Originally written as a column for Inside Housing.

If the Liz Truss government is serious about delivering growth and getting Britain moving then it has to be serious about housebuilding and planning reform.

The superficial signs are that it is: the promised programme of investment zones; promises of further reforms to boost housebuilding and home ownership in the Autumn; prime ministerial support for growth, growth and growth.

The underlying ideology shouts that it is: take a quick look at this briefing paper on housing from the Free Market Forum, an offshoot of the Institute of Economic Affairs whose parliamentary backers include Truss, chancellor Kwasi Kwarteng, housing secretary Simon Clarke and housing and planning minister Lee Rowley.

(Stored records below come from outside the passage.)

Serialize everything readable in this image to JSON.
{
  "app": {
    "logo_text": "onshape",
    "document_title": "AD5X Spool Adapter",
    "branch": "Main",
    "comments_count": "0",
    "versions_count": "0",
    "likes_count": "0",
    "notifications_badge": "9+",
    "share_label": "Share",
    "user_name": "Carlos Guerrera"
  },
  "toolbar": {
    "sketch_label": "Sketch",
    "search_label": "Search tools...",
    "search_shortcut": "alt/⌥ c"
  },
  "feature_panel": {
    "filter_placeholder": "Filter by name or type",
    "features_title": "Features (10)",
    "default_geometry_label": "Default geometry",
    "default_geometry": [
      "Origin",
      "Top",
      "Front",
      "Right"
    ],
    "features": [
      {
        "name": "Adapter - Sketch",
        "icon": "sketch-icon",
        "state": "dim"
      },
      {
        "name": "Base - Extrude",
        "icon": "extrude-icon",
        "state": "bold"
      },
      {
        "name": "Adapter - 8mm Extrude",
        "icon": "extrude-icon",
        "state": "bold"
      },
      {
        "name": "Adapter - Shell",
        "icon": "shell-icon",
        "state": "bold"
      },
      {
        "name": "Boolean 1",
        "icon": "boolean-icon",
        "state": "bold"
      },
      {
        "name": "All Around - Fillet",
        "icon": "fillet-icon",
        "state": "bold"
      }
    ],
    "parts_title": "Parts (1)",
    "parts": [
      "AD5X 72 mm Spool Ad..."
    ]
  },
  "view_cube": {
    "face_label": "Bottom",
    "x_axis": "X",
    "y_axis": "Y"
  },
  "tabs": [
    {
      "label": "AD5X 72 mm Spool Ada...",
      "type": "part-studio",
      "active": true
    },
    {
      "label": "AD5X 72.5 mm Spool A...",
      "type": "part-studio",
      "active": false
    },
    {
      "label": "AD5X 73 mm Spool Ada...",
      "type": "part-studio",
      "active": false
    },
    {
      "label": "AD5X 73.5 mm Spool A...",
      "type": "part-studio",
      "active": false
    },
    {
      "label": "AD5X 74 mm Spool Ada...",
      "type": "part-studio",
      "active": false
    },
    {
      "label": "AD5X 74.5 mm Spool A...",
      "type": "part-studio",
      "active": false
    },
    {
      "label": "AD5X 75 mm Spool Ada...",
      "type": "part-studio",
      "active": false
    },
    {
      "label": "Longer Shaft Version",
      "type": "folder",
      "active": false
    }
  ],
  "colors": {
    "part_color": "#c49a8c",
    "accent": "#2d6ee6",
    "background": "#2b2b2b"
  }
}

But history still suggests a need for caution: exactly the same thing could have been said in 1983/84, 1988/89, 2010/11 and 2020/21, when Conservative ministers proposing planning liberalisation were thwarted by more cautious colleagues or rebellious backbenchers or both.

Because there are two poles of Conservatism: the libertarian, economic liberal one that is currently in the ascendancy and a social conservative one that sees green belts and planning regulations as a good way to conserve things.

Between those two poles, more pragmatic Tories recognise that they have to take account of both if they are to deliver more homes – and that their political success or failure in future could depend on that delivery.